# DIY Reptile Hides



## Abstractivity (Dec 11, 2018)

Just wanted to create a thread where everyone can post some of what they've found to work when creating hides. Would also like see natural hides or conversions of branches etc. to hides. 
Some ideas of my own include; egg carton tops and bottoms used for hatchlings. cat trays from with holes drilled in used for adults. (drill if the plastic can take the stress and you cave the correct drill parts) Op shops sell them pretty cheap at 1-2 dollars.
Can't wait to see your ideas! 
Thanks.


----------



## Stompsy (Dec 11, 2018)

Bark and cork are my favourites. Oh and toilet rolls.... my yearling pinkies love toilet rolls to hide in.


----------



## Abstractivity (Dec 11, 2018)

Stompsy said:


> Bark and cork are my favourites. Oh and toilet rolls.... my yearling pinkies love toilet rolls to hide in.

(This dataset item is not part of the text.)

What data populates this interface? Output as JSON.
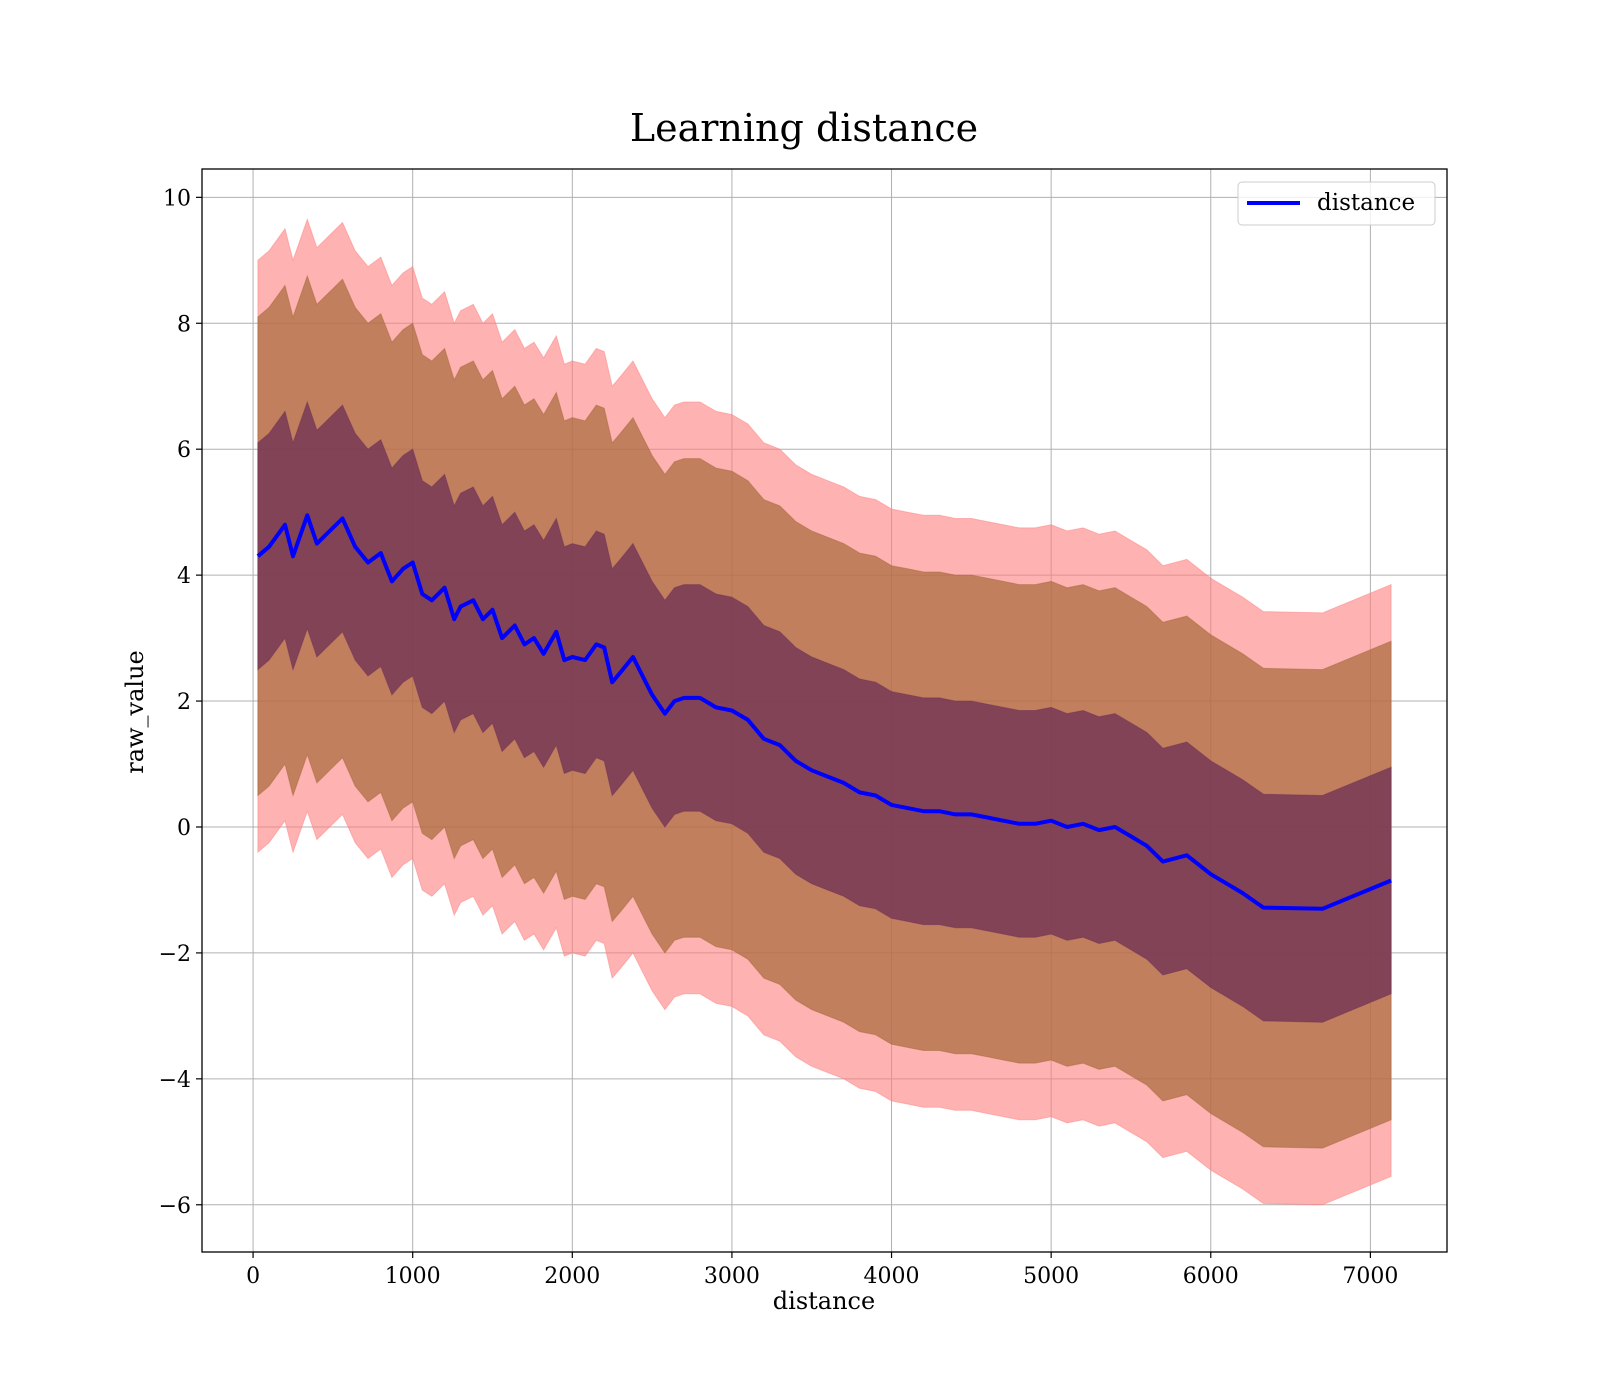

I knew there was one I forgot, I use toilet rolls as well.


----------



## Bl69aze (Dec 11, 2018)

These are my favourites for younglings and box will fit for 1-2years


----------



## dragonlover1 (Dec 11, 2018)

Flower pots with broken edges,paper bark,any bark, microwave dinner containers with hole cut out, small cardboard boxes,paper tubes etc.Possibilities are endless,you are only limited by your imagination.And you don't have to spend big $$$$


----------



## LilithLeChat (Dec 11, 2018)

While Cassandra was still small enough to fit in it - it’s a resin ashtray (never used as such). She is quite comfortable sleeping outside a hide.


----------



## Yellowtail (Dec 11, 2018)

I use PVC pipe caps with a cutout for all my hatchlings, not nice to look at but practical and easy to clean.
For larger snakes flower pots are good and for something a bit different strawberry pots provide lots of hidey holes.


----------